World Labs: 3D world generation model
Here is the translation of the contents from the
Li Feifei’s World Labs company has set an example for us. Even when she was at Stanford University laboratory, she had been trying to teach computers “how to act in 3D worlds”. For example, by using large language models to instruct a robotic arm to perform tasks such as opening doors or making sandwiches. Later, she began planning to start her own business in April and officially founded World Labs in September to explore “spatial intelligence”.
According to Forbes, just over a week after its establishment, World Labs had already raised $230 million in venture capital funding, with an estimated valuation of over $10 billion.

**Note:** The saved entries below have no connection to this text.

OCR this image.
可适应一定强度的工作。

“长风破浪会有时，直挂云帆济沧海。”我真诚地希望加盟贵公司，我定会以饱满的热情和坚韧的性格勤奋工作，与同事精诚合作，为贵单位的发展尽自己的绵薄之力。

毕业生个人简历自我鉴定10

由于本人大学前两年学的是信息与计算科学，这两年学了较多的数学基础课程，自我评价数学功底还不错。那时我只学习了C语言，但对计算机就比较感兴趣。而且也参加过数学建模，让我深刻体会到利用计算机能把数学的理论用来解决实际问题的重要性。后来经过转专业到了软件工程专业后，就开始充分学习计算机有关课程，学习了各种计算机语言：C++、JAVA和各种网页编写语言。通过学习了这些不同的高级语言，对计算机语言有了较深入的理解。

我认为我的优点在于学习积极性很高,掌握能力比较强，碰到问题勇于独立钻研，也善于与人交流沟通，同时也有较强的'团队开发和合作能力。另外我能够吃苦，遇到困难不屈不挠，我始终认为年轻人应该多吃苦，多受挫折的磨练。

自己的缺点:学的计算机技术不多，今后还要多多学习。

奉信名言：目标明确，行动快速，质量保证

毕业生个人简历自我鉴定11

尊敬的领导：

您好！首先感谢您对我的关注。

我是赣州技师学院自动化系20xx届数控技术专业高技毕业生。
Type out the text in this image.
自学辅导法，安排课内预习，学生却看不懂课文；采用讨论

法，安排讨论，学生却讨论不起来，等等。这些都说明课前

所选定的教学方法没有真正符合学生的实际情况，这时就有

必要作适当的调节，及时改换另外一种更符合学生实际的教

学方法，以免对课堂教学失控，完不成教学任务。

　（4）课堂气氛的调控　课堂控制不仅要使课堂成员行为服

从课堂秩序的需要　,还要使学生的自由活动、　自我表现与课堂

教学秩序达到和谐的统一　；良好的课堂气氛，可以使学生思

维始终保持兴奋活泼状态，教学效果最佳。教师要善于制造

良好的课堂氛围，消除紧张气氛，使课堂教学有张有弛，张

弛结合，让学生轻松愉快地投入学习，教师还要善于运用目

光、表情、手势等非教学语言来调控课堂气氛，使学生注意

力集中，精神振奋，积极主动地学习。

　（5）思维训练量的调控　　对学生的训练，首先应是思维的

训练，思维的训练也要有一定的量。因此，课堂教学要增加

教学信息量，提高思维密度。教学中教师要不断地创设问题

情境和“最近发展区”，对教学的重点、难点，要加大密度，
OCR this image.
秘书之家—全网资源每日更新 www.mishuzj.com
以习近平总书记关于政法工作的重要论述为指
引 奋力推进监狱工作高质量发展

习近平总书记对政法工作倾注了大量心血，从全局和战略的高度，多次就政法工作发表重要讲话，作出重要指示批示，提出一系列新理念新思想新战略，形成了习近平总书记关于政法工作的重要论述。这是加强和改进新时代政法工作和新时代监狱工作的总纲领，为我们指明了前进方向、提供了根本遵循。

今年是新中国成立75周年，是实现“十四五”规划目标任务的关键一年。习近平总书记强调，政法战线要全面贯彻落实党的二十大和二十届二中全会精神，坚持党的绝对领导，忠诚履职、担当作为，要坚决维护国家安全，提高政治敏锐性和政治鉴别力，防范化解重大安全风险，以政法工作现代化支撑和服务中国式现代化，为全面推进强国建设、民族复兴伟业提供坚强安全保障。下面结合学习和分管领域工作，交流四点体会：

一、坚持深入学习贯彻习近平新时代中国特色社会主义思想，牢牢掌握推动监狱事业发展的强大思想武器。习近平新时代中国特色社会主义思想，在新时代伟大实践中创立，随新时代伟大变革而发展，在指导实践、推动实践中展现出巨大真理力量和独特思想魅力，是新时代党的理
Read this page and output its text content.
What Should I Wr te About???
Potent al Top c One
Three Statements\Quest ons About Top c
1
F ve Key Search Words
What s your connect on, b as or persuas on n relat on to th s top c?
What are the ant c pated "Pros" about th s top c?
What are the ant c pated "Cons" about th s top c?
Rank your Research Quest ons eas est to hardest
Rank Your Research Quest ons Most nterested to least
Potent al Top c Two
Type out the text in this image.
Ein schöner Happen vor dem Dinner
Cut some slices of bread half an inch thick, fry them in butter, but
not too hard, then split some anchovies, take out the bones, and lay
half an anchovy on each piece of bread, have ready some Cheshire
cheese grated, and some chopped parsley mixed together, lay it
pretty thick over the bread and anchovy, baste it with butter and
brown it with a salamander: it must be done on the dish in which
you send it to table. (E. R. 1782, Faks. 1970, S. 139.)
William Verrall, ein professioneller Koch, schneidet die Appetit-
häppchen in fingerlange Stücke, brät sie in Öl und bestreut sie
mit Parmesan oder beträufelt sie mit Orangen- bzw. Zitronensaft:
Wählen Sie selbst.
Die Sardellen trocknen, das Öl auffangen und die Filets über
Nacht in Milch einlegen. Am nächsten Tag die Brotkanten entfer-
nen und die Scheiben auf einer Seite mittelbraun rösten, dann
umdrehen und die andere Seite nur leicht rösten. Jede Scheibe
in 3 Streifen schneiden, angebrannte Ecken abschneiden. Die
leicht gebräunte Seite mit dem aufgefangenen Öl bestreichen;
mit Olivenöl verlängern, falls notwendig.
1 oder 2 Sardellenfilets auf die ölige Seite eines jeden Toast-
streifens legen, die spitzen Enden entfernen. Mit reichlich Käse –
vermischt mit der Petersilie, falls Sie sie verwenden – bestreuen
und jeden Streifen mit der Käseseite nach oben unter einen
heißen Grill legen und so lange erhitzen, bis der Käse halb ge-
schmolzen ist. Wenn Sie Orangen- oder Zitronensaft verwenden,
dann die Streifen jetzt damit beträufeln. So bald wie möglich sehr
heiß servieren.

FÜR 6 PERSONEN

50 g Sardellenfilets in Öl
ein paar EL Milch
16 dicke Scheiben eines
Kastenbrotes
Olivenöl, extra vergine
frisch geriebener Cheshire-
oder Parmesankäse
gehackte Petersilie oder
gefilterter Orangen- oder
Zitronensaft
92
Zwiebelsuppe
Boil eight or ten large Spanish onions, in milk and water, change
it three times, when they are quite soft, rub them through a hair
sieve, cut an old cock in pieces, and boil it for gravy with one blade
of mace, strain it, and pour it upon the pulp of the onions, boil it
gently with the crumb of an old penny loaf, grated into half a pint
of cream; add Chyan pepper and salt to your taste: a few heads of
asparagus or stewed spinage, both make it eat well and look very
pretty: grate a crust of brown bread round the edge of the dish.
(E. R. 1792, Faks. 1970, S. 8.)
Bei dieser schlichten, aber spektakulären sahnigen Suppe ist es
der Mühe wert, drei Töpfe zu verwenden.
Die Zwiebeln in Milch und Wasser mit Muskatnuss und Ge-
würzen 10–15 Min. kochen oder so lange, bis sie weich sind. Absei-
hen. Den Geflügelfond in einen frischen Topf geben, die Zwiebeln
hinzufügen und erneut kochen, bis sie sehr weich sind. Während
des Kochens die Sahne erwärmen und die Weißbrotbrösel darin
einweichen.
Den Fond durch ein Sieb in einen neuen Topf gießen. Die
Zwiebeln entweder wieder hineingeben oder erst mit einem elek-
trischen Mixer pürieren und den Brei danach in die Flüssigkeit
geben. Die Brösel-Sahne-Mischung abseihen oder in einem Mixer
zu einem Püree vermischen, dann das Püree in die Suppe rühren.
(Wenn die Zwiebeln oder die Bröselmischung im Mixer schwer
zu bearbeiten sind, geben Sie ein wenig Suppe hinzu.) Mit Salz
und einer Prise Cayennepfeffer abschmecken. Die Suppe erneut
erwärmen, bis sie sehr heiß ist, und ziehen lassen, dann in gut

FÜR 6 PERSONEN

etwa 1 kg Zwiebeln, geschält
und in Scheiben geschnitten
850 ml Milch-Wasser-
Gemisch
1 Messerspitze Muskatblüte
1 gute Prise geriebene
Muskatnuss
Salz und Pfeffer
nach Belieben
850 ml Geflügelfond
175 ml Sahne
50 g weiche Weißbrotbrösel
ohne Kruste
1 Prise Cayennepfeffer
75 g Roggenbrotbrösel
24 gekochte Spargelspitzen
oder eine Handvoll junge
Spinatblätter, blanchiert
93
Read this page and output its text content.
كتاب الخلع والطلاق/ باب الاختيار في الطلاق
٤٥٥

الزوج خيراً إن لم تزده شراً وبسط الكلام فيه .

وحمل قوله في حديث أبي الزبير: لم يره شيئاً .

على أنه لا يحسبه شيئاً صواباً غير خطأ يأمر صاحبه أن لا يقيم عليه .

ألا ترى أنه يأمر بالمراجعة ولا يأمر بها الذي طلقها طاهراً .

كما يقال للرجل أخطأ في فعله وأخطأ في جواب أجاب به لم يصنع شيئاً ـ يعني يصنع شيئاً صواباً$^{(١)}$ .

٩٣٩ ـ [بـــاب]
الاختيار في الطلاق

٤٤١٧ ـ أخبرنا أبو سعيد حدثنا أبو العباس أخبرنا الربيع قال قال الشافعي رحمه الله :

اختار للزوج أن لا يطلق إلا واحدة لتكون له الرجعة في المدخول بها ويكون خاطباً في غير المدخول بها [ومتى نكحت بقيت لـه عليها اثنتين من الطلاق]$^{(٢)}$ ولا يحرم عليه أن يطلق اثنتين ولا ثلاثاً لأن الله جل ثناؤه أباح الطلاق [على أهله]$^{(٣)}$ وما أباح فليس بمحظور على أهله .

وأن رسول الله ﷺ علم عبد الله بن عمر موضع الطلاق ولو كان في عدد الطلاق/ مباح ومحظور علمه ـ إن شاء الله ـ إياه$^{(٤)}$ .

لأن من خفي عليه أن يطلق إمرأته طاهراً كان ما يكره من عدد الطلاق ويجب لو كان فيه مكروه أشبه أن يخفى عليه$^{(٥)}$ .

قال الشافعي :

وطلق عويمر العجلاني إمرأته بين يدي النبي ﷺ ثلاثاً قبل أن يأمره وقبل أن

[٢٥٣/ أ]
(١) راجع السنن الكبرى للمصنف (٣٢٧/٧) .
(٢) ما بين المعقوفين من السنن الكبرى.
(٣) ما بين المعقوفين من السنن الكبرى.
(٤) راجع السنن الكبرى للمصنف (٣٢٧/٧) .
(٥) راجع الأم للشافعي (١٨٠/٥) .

Li Feifei mentioned in her TED talk that training an AI system that can understand complex physical worlds and the relationships between objects within them is “the key to solving the puzzle of artificial intelligence”. As for what “spatial intelligence” means, she explained that it involves visualizing insights, seeing as understanding, and understanding leading to action.
Human intelligence can be divided into many types, one of which is linguistic intelligence, which enables us to communicate with others through language. However, more fundamental perhaps is spatial intelligence, which not only allows us to understand and interact with the world around us but also helps us bring our mental images into reality in three-dimensional space and time, modeling the world, and reasoning about objects, places, and interactions.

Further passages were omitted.